Le poids des images, la force des réseaux
L’étincelle, disent certains, est venue d’ailleurs, des smartphones, des hashtags, et d’une opinion publique qui refuse désormais de se taire. Vidéos de familles refoulées, photos de plages balisées à la bombe, témoignages d’humiliations… Sur Facebook, TikTok ou Instagram, les récits se multiplient. «?C’est la honte numérique qui les fait reculer», estime Nassim, étudiant résident à Haï El Yasmine. «Ils ont plus peur d’être filmés que d’être arrêtés». C’est triste, mais efficace», a-t-il expliqué. Les hashtags #PlagePourTous et #StopAuSquat, relayés massivement, ont fait le tour du pays, forçant les décideurs à réagir. À Oran, la pression est devenue insoutenable mais salutaire.

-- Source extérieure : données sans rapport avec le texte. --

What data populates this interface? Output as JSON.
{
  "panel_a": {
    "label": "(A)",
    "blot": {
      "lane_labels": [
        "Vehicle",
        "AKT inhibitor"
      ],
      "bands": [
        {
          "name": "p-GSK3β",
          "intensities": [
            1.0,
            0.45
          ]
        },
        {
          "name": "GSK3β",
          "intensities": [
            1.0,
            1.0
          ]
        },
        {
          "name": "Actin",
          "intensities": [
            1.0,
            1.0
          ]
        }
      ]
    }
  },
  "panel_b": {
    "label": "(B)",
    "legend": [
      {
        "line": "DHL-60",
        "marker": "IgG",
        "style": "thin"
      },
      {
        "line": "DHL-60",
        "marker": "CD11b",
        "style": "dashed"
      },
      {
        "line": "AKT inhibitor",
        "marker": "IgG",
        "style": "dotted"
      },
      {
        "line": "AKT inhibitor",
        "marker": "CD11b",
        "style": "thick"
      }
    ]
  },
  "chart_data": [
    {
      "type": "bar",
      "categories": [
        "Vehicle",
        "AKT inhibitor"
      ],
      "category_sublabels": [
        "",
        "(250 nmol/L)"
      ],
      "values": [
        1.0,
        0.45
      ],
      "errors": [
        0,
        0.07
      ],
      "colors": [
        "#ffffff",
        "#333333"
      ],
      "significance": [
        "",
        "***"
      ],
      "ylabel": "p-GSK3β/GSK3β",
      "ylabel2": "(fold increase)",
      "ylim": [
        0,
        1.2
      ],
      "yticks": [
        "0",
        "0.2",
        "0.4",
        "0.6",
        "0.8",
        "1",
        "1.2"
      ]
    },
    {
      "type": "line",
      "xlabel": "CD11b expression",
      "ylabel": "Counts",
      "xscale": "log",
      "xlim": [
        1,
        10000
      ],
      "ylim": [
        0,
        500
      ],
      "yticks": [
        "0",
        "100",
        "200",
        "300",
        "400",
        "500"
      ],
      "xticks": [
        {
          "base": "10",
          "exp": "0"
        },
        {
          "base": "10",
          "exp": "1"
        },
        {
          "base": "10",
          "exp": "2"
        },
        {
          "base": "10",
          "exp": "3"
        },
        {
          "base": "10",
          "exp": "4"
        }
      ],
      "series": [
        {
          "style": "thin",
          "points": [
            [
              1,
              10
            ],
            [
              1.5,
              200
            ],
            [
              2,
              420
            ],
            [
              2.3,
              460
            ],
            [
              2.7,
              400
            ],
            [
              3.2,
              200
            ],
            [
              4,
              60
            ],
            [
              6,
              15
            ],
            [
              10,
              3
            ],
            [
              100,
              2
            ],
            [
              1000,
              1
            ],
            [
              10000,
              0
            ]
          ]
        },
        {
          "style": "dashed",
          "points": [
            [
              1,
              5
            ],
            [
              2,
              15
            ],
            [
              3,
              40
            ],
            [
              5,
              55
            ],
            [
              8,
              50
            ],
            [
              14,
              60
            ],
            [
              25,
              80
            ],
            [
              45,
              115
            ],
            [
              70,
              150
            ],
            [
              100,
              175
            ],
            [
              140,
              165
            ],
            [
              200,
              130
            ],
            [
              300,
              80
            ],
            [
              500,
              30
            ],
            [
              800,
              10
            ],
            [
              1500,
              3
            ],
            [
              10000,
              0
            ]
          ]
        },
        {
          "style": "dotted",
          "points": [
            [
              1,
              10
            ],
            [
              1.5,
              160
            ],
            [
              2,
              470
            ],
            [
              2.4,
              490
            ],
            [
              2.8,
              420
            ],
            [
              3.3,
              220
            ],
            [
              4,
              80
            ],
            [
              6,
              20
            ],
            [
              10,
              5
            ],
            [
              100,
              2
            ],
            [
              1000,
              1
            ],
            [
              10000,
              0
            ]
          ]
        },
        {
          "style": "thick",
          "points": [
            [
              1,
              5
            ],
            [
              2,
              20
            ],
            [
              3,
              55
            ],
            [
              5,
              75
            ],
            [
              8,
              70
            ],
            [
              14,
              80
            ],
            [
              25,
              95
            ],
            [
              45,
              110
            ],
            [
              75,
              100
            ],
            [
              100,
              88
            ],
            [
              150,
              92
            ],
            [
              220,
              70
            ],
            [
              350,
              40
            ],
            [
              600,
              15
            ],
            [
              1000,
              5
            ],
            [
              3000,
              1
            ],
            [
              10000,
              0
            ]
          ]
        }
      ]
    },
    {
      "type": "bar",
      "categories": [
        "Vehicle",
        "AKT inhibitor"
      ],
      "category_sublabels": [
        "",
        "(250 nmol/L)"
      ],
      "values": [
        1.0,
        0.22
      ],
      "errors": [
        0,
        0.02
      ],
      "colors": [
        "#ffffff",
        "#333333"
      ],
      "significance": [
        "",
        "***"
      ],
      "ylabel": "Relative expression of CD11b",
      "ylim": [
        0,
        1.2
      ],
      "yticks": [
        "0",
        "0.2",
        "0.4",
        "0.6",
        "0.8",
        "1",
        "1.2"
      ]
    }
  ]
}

Sur certaines plages comme Madagh 2, encore épargnées, l’ambiance rappelle une Algérie d’avant le désordre. Des familles posent leurs serviettes sans crainte, les enfants bâtissent des châteaux de sable, et les rires ne sont pas étouffés par les cris des racketteurs. Yasmina, 68 ans, descend lentement à la plage. Dans sa main, une boîte à gâteaux faite maison. Autour d’elle, ses petits-enfants courent en direction de l’eau. «?C’est ça la mer. Pas de parasols à louer. Pas des menaces. Juste du sable, de l’eau, et la paix».
L’été où l’État a dit non
Août 2025 pourrait bien marquer un tournant. L’été où les plages d’Oran ont commencé à respirer à nouveau. L’été où l’État a dit non à l’anarchie, en stoppant par la force de la loi cette gloutonnerie frénétique de ces “sans lois » qui se sont emparés, des années durant, des sables en les transformant en propriété privée.
Cette réappropriation est l’œuvre de la mobilisation infaillible de ces hommes qui ont prêté serment de ne jamais lâcher au devoir national. Mais rien n’est totalement acquis, préviennent les plus lucides.
Derrière chaque parasol saisi, il y a un squat qui peut renaître. Derrière chaque victoire, un combat qui attend de recommencer. Et pourtant, quelque chose a bougé. Un réflexe collectif. Une vigilance nouvelle. Un souffle d’espoir qui, cette fois, semble vouloir durer plus qu’un été, dans la durée, autant que cela puisse durer. Des racketteurs chassés serviront d’enseignement pour tout autre qui ose défier la force de la loi. «Un homme averti en vaut deux», dira majestueusement un policier en faction aidant une vieille dame dans l’installation de son parasol.